Я переменил несколько съемных квартир, пока не осел в квартирке на улице Панфиловцев. Оттуда сначала на трамвае, потом на метро можно было добраться до редакции «Советской музыки» на улице Неждановой. И все — в этом и была вся моя московская жизнь. Я очень рано утром уезжал в редакцию, возвращался оттуда поздно, поскольку после работы я засиживался с двумя подругами по работе — Мариной Рахмановой и Галиной Друбачевской, с которыми мы составляли обособленную троицу в недрах редакции: все расходились, а мы еще оставались пить чай с бубликами и баранками. Обменивались мнениями, сплетнями — все было весело. В итоге я возвращался домой довольно поздно вечером. Вот и все мои впечатления о Москве-городе. У меня в этом смысле опять-таки не было никакого любопытства к топографии Москвы, так же как у меня не было особого любопытства к топографии Ленинграда или Риги. Я с большим интересом читаю ваши разговоры относительно Москвы и каждый раз поражаюсь, как люди с любовью и вдохновением описывают город — я начисто этого лишен, делайте что хотите. Вот такой вот у меня колоссальнейший недостаток. Меня не интересует никакая архитектура, небоскребы, ничего — только люди, которые населяют этот город и приезжают в него.

Моя Москва в лицах…

Во-первых, это Шостакович и Свиридов, с которыми я провел немало московских часов в общении — я их обоих считаю великими композиторами. Но с Шостаковичем я познакомился еще в Ленинграде — мне было 16 лет, когда я написал рецензию на премьеру его очень важного автобиографического квартета №8, правда тогда нельзя было писать, что это автобиографический квартет.

Во-вторых, моя Москва — это, конечно, Александр Григорьевич Тышлер. Познакомился я с ним благодаря журналу «Советская музыка» — мы готовили там специальную подборку к столетию со дня рождения Мейерхольда, и я тогда поехал брать интервью у Тышлера. Он рассказал мне о своей работе с Мейерхольдом над оперой «Семен Котко», которую Мейерхольд начал, когда уже закрыли его театр, поэтому он ставил эту оперу Прокофьева у Станиславского. Рассказ Тышлера был очень-очень интересным. Он рассказал, каким Мейерхольд был одиноким, какие у него на сцене висели старинные рамы без картин (только рамы — это производило невероятное впечатление); Тышлер показал мне картину Перуджино с христианским мучеником святым Себастьяном и рассказал, что Семена Котко, по задумке Мейерхольда, будут мучить «белые» ровно как святого Себастьяна: привяжут его телеграфному столбу, разденут и будут истязать. Свою работу над «Семеном Котко» Мейерхольд довести до конца не смог — его арестовали, мучили в тюрьме и, как мы все знаем, расстреляли. Когда я брал интервью у Тышлера, это был 1974 год, еще нельзя было написать, что Мейерхольд был арестован. Мне пришлось смягчить слова Тышлера вот так: «Ему не удалось довести эту постановку до конца», — догадайся сам, почему ему не удалось. Увы, обстоятельства иногда накладывают отпечаток на то, что можно и нельзя говорить.
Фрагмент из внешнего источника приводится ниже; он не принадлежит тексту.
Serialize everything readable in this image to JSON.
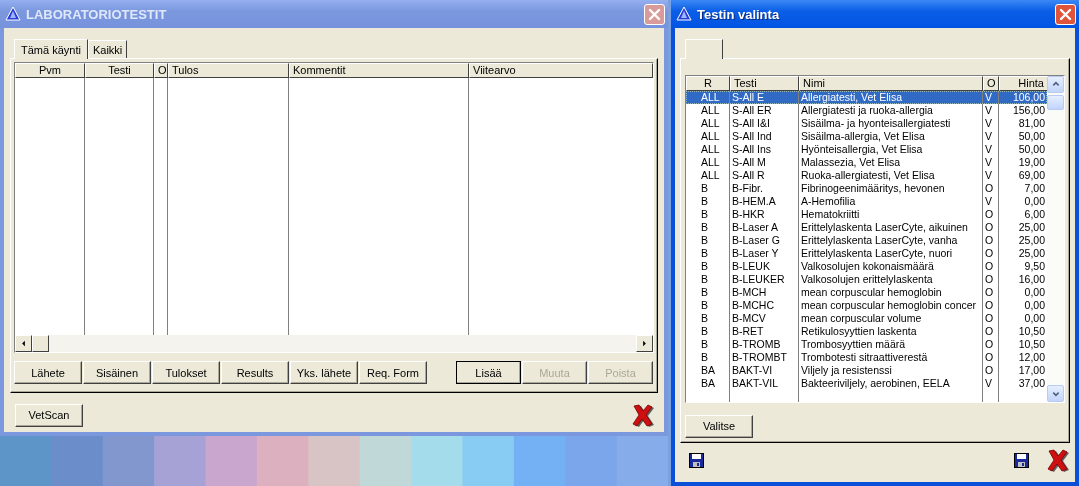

Также в Москве мне повезло пообщаться с незабвенной Лилей Брик, ей было уже 80. Я пришел к ней на Кутузовский в январе 1973 года. У нее была совершенно экзотическая квартира — висели оригиналы Пикассо, Шагала и Пиросмани. Еще в ее квартире были огромные русские расписные подносы — она увлекалась их коллекционированием. Всю жизнь меня мало интересовало, какой едой сопровождается беседа, наоборот, меня это отвлекало и раздражало. Но я запомнил, что у Лили давали французский сыр и датское пиво в банках — я его тогда вообще первый раз увидел. Сама Лиля напоминала мне экзотическую птицу — рыжие крашеные волосы, а все лицо — макияжная маска. Но глаза!..  Огромные темно-карие глаза, которые настолько светились и были такими большими на этой маске, что в них можно было утонуть. Когда она с тобой разговаривала, то казалось, что никого на свете, кроме тебя, нет, и она — вся внимание! Конечно, я, смешно говорить, но понял, в чем было ее колоссальное обаяние — почему мужчины, ее знаменитые мужчины, так один за другим сдавались ей. Есть донжуанский список Пушкина, у нее же должен был быть свой список Клеопатры…

Когда я уехал из Москвы в Нью-Йорк, она была единственной, кто не боялся слать мне из столицы письма и книжки с дружественными надписями — они у меня сохранились. Лиля Брик сыграла колоссальную роль в моей жизни: она помогла мне переправить в Нью-Йорк очень важные для меня материалы в то время, когда практически ничего нельзя было вывозить из Советского Союза, но она смогла — у нее были колоссальные связи в посольских кругах. За все это я ей чрезвычайно благодарен. Тогда я записал с ней интервью и опубликовал его здесь, в Нью-Йорке, позже оно появилось в постперестроечной «Литгазете» — это было очень откровенное интервью о Маяковском, Сталине, подробных обстоятельствах, благодаря которым появилась сталинская резолюция о «талантливейшем советском поэте Маяковском». Вознесенский называл некоторых женщин «судьбабами»: это Жаклин Кеннеди, с которой и я лично познакомился в Нью-Йорке, и Лиля Брик — они обе сыграли огромную роль в жизни Вознесенского. Такой «судьбабой» Лиля представлялась и мне: хранительницей мифа о Маяковском (как Жаклин была хранительницей связанного с Кеннеди). За это мы все должны быть благодарны Лиле Юрьевне. Я категорически не принимаю никаких нападок на нее. Сейчас в сети можно прочесть что угодно в ее адрес, я к этому не присоединяюсь.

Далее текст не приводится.